Suzuki passes, changes lanes (quite safely), and accelerates away.
Sounded like one of them V-twins; probably the one I saw a couple years ago at Lake Country Physical Therapy. Small and modern looking, but still twin exhaust cannons.
Grandpop then passes in his minivan, continuing up the road with his left-turn signal still flashing, probably from his mistaken encounter with the motorbike.
Grandpop is wandering all over the highway — he’s in both lanes; but at least he passed without sideswiping me.

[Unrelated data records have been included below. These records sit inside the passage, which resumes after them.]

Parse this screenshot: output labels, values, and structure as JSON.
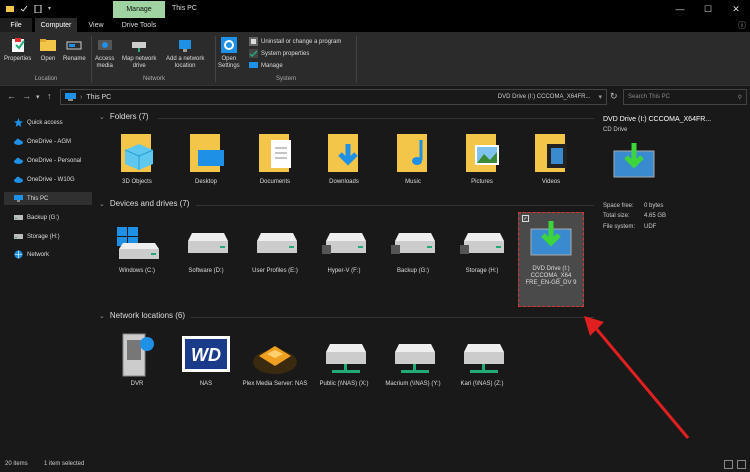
{
  "window": {
    "title": "This PC",
    "context_tab": "Manage",
    "controls": [
      "—",
      "☐",
      "✕"
    ]
  },
  "ribbon_tabs": {
    "file": "File",
    "computer": "Computer",
    "view": "View",
    "drive_tools": "Drive Tools"
  },
  "ribbon": {
    "location": {
      "label": "Location",
      "properties": "Properties",
      "open": "Open",
      "rename": "Rename"
    },
    "network": {
      "label": "Network",
      "access_media_1": "Access",
      "access_media_2": "media",
      "map_drive_1": "Map network",
      "map_drive_2": "drive",
      "add_location_1": "Add a network",
      "add_location_2": "location"
    },
    "system": {
      "label": "System",
      "open_settings_1": "Open",
      "open_settings_2": "Settings",
      "uninstall": "Uninstall or change a program",
      "system_properties": "System properties",
      "manage": "Manage"
    }
  },
  "address": {
    "path": "This PC",
    "dropdown_label": "DVD Drive (I:) CCCOMA_X64FR...",
    "search_placeholder": "Search This PC"
  },
  "sidebar": {
    "items": [
      {
        "label": "Quick access",
        "icon": "star-icon"
      },
      {
        "label": "OneDrive - AGM",
        "icon": "cloud-icon"
      },
      {
        "label": "OneDrive - Personal",
        "icon": "cloud-icon"
      },
      {
        "label": "OneDrive - W10G",
        "icon": "cloud-icon"
      },
      {
        "label": "This PC",
        "icon": "computer-icon"
      },
      {
        "label": "Backup (G:)",
        "icon": "drive-icon"
      },
      {
        "label": "Storage (H:)",
        "icon": "drive-icon"
      },
      {
        "label": "Network",
        "icon": "network-icon"
      }
    ]
  },
  "sections": {
    "folders": {
      "title": "Folders (7)",
      "items": [
        "3D Objects",
        "Desktop",
        "Documents",
        "Downloads",
        "Music",
        "Pictures",
        "Videos"
      ]
    },
    "devices": {
      "title": "Devices and drives (7)",
      "items": [
        "Windows (C:)",
        "Software (D:)",
        "User Profiles (E:)",
        "Hyper-V (F:)",
        "Backup (G:)",
        "Storage (H:)",
        "DVD Drive (I:) CCCOMA_X64 FRE_EN-GB_DV 9"
      ]
    },
    "network": {
      "title": "Network locations (6)",
      "items": [
        "DVR",
        "NAS",
        "Plex Media Server: NAS",
        "Public (\\\\NAS) (X:)",
        "Macrium (\\\\NAS) (Y:)",
        "Kari (\\\\NAS) (Z:)"
      ]
    }
  },
  "details": {
    "title": "DVD Drive (I:) CCCOMA_X64FR...",
    "subtitle": "CD Drive",
    "space_free_label": "Space free:",
    "space_free_value": "0 bytes",
    "total_size_label": "Total size:",
    "total_size_value": "4.65 GB",
    "file_system_label": "File system:",
    "file_system_value": "UDF"
  },
  "status": {
    "count": "20 items",
    "selected": "1 item selected"
  },
  "colors": {
    "background": "#191919",
    "ribbon": "#2b2b2b",
    "context_tab": "#9fd4a2",
    "folder": "#f3c64a",
    "accent_blue": "#1e90e6",
    "annotation_red": "#e02020"
  }
}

Sure enough, on his rear-bumper, “Bush-Cheney ‘04.”

  • “Plasma-babies” are what my loudmouthed macho brother-in-Boston calls all high-definition wide/flat-screen TVs. Other technologies beside plasma are available, but he calls them all “plasma-babies.”

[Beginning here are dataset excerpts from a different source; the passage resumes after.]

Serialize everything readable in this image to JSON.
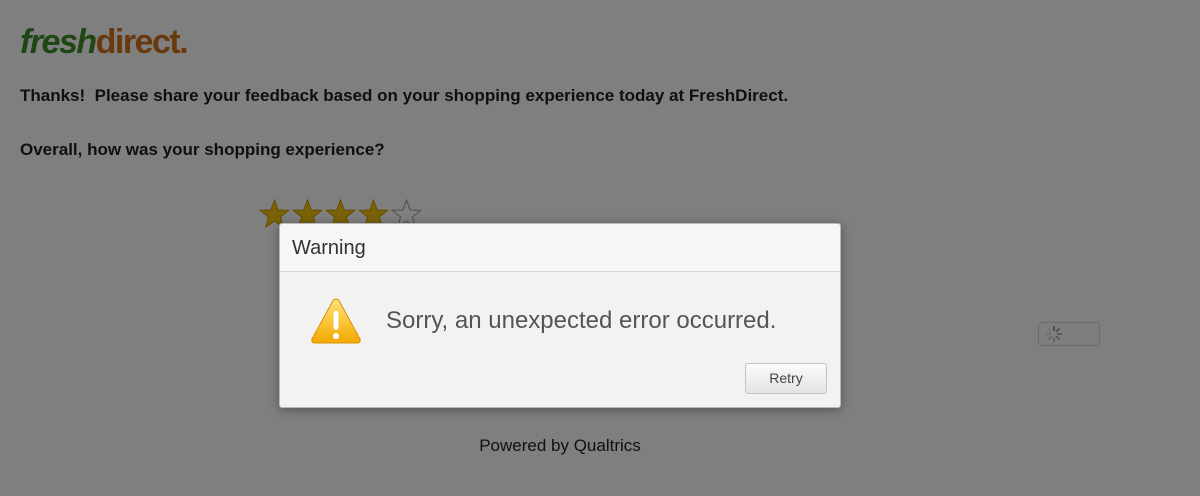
{
  "brand": {
    "logo_fresh": "fresh",
    "logo_direct": "direct",
    "logo_dot": ".",
    "colors": {
      "fresh": "#3f8f2d",
      "direct": "#d3731c"
    }
  },
  "survey": {
    "intro_text": "Thanks!  Please share your feedback based on your shopping experience today at FreshDirect.",
    "question_text": "Overall, how was your shopping experience?",
    "rating": {
      "selected": 4,
      "max": 5,
      "filled_color": "#f2c40f"
    }
  },
  "loader": {
    "icon": "spinner-icon"
  },
  "footer": {
    "powered_by": "Powered by Qualtrics"
  },
  "dialog": {
    "title": "Warning",
    "icon": "warning-icon",
    "message": "Sorry, an unexpected error occurred.",
    "retry_label": "Retry"
  }
}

  • “Mighty Weggers” is Wegmans, a large supermarket-chain based in Rochester we often buy groceries at. They have a store in Canandaigua.
  • “5&20” is the main east-west road through our area; State Route 5 and U.S. Route 20, both on the same road. 5&20 is just south of where we live.

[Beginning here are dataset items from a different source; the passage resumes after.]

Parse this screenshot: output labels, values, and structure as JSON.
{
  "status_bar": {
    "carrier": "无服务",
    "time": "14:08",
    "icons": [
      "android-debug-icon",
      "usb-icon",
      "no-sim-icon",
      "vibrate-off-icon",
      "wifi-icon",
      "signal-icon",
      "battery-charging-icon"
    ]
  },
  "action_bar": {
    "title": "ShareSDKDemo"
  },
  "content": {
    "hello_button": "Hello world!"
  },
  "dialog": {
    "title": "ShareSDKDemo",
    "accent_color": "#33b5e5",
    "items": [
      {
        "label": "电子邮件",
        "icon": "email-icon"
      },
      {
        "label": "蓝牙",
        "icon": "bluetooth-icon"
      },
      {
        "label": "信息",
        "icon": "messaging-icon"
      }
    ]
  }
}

  • The “mighty Mezz” is the Canandaigua Daily-Messenger newspaper, from where I retired over two years ago. Best job I ever had.
  • “George A. Palmer” was the founder of the Morning-Cheer Christian radio broadcast; popular in the Philadelphia area in the ‘50s. His radio theme-song was the hymn “Jesus Never Fails,” which starts “Earthly friends may prove untrue.......” He was fat, ornery and difficult. He also founded Sandy Hill, a Christian Boys camp in northeastern Maryland I frequently attended, and was on the staff of. (He also founded a Girls camp, a camp for teenagers, and a conference-ground for adults. —Everything but the camp for teenagers was on Chesapeake Bay; which meant great canoeing.)
  • An “intimidator” is a tailgater, named after Dale Earnhardt, deceased, the so-called “intimidator” of NASCAR fame, who used to tailgate race-leaders and bump them at speed until they let him pass.
  • Right after retirement, I was a patient at “Lake Country Physical Therapy” in Canandaigua.
  • RE: “Exhaust cannons.........” —About six years ago, the standard fitment for motorcycle exhaust was large cannon-shaped mufflers mounted beside the rear tire. Now it’s more often under the seat, to allow a motorcycle to be tilted even farther into a turn.
  • “Bush-Cheney ‘04” is a Bush-Cheney 2004 bumper-sticker for reelection. All insane traffic-moves seem to involve Bush-supporters. They seem to think they have the right.